Hennuyer (p. 226-232).


Bien que l’heure de notre déjeuner fût encore assez éloignée, je voulus rentrer ; mais Tom m’emmena bon gré, mal gré, dans le bois voisin. Il déclara que nous aurions besoin de lumière dans l’appentis pour creuser notre tunnel et qu’une lanterne en donnerait trop. Ce qu’il fallait, c’était un tas de ces bouts de bois pourris qui émettent une faible lueur. Nous finîmes par en ramasser quelques brassées que nous cachâmes dans un buisson, puis nous nous assîmes sur l’herbe pour nous reposer. Tom paraissait mécontent.

— Qu’as-tu donc ? lui demandai-je.

— J’ai qu’on nous fait la partie trop belle, répliqua-t-il. Il nous a suffi de vouloir pour pénétrer dans le cachot. Au lieu d’un porte-clefs farouche, nous sommes tombés sur ce Sambo. Est-ce là un vrai geôlier ? Pas même un chien de garde à endormir en lui jetant une boulette empoisonnée ! Et puis Jim n’est enchaîné que par une seule jambe. Il suffirait de soulever un des pieds de son lit pour le débloquer. Il se serait sans doute évadé par la fenêtre dès le premier jour, s’il n’avait pas compris qu’on ne va pas loin en traînant une chaîne. L’oncle Silas ne prend aucune précaution. Il nous oblige à inventer toutes les difficultés… Enfin, ce n’est pas notre faute. Ce qui me console, c’est qu’il y a du mérite à créer des obstacles et des dangers quand ceux qui devraient se mettre en travers vous mâchent la besogne. Vois un peu cette affaire de la lanterne, par exemple. Nous pourrions allumer cent torches dans l’appentis sans courir grand risque ; mais nous sommes forcés de feindre d’avoir peur d’être dérangés. Maintenant, il va falloir trouver quelque chose pour fabriquer une scie.

— Pourquoi faire ?

— Pour scier le pied du lit de Jim.

— Tu viens de dire qu’il n’y avait qu’à soulever le lit.

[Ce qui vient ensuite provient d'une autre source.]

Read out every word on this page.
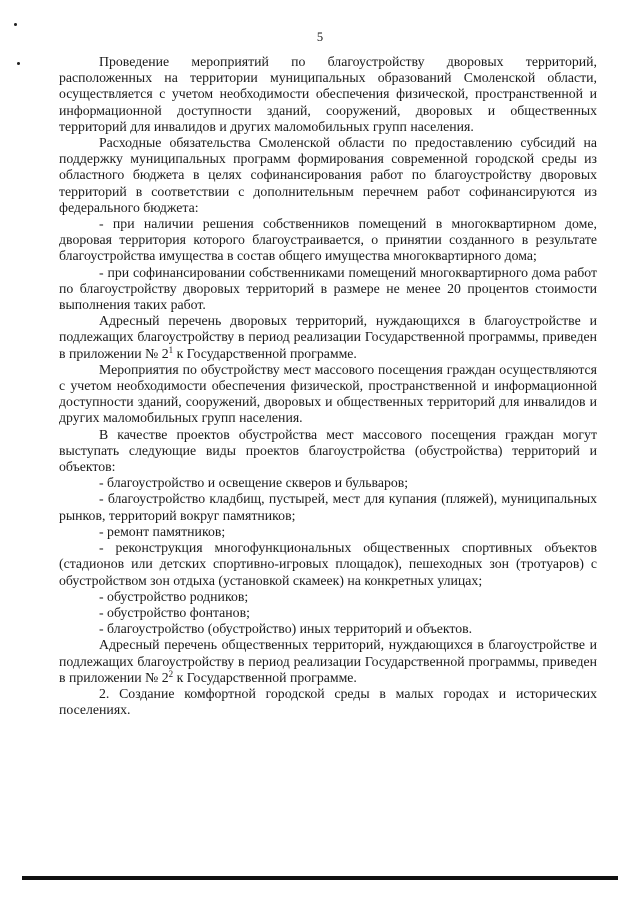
5

Проведение мероприятий по благоустройству дворовых территорий, расположенных на территории муниципальных образований Смоленской области, осуществляется с учетом необходимости обеспечения физической, пространственной и информационной доступности зданий, сооружений, дворовых и общественных территорий для инвалидов и других маломобильных групп населения.

Расходные обязательства Смоленской области по предоставлению субсидий на поддержку муниципальных программ формирования современной городской среды из областного бюджета в целях софинансирования работ по благоустройству дворовых территорий в соответствии с дополнительным перечнем работ софинансируются из федерального бюджета:

- при наличии решения собственников помещений в многоквартирном доме, дворовая территория которого благоустраивается, о принятии созданного в результате благоустройства имущества в состав общего имущества многоквартирного дома;

- при софинансировании собственниками помещений многоквартирного дома работ по благоустройству дворовых территорий в размере не менее 20 процентов стоимости выполнения таких работ.

Адресный перечень дворовых территорий, нуждающихся в благоустройстве и подлежащих благоустройству в период реализации Государственной программы, приведен в приложении № $2^1$ к Государственной программе.

Мероприятия по обустройству мест массового посещения граждан осуществляются с учетом необходимости обеспечения физической, пространственной и информационной доступности зданий, сооружений, дворовых и общественных территорий для инвалидов и других маломобильных групп населения.

В качестве проектов обустройства мест массового посещения граждан могут выступать следующие виды проектов благоустройства (обустройства) территорий и объектов:

- благоустройство и освещение скверов и бульваров;

- благоустройство кладбищ, пустырей, мест для купания (пляжей), муниципальных рынков, территорий вокруг памятников;

- ремонт памятников;

- реконструкция многофункциональных общественных спортивных объектов (стадионов или детских спортивно-игровых площадок), пешеходных зон (тротуаров) с обустройством зон отдыха (установкой скамеек) на конкретных улицах;

- обустройство родников;

- обустройство фонтанов;

- благоустройство (обустройство) иных территорий и объектов.

Адресный перечень общественных территорий, нуждающихся в благоустройстве и подлежащих благоустройству в период реализации Государственной программы, приведен в приложении № $2^2$ к Государственной программе.

2. Создание комфортной городской среды в малых городах и исторических поселениях.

— Je te reconnais bien là, Huck ! Tu n’as donc rien lu ? Si tu connaissais l’histoire du baron Trenck, de Benvenuto Cellini, de Latude et d’une foule d’autres héros, tu saurais qu’on ne s’y prend pas de cette façon. Soulever un pied de lit, la belle malice ! As-tu jamais vu un prisonnier se tirer d’embarras en soulevant son lit ? Non ; il doit scier le bois en deux, avaler la sciure de bois, remplir la fente avec de la graisse ou n’importe quoi, et tout arranger de manière à tromper le geôlier le plus vigilant. Alors, la nuit où tu es prêt à partir, tu donnes un coup de poing, le pied tombe ; tu décroches la chaîne, et te voilà libre. Il ne reste plus qu’à attacher ton échelle de corde aux créneaux, à descendre, et à te casser une jambe ou un bras dans le fossé, parce que la corde est trop courte de 19 pieds. Ton cheval et tes fidèles serviteurs sont en bas qui t’attendent ; ton écuyer te ramasse, t’aide à te mettre en selle et tu pars au galop. Ça vaut la peine d’être prisonnier pour avoir de ces histoires-là ! Je suis fâché que notre cachot ne soit pas entouré d’un fossé. Si nous avons le temps, le soir de notre évasion, nous en creuserons un.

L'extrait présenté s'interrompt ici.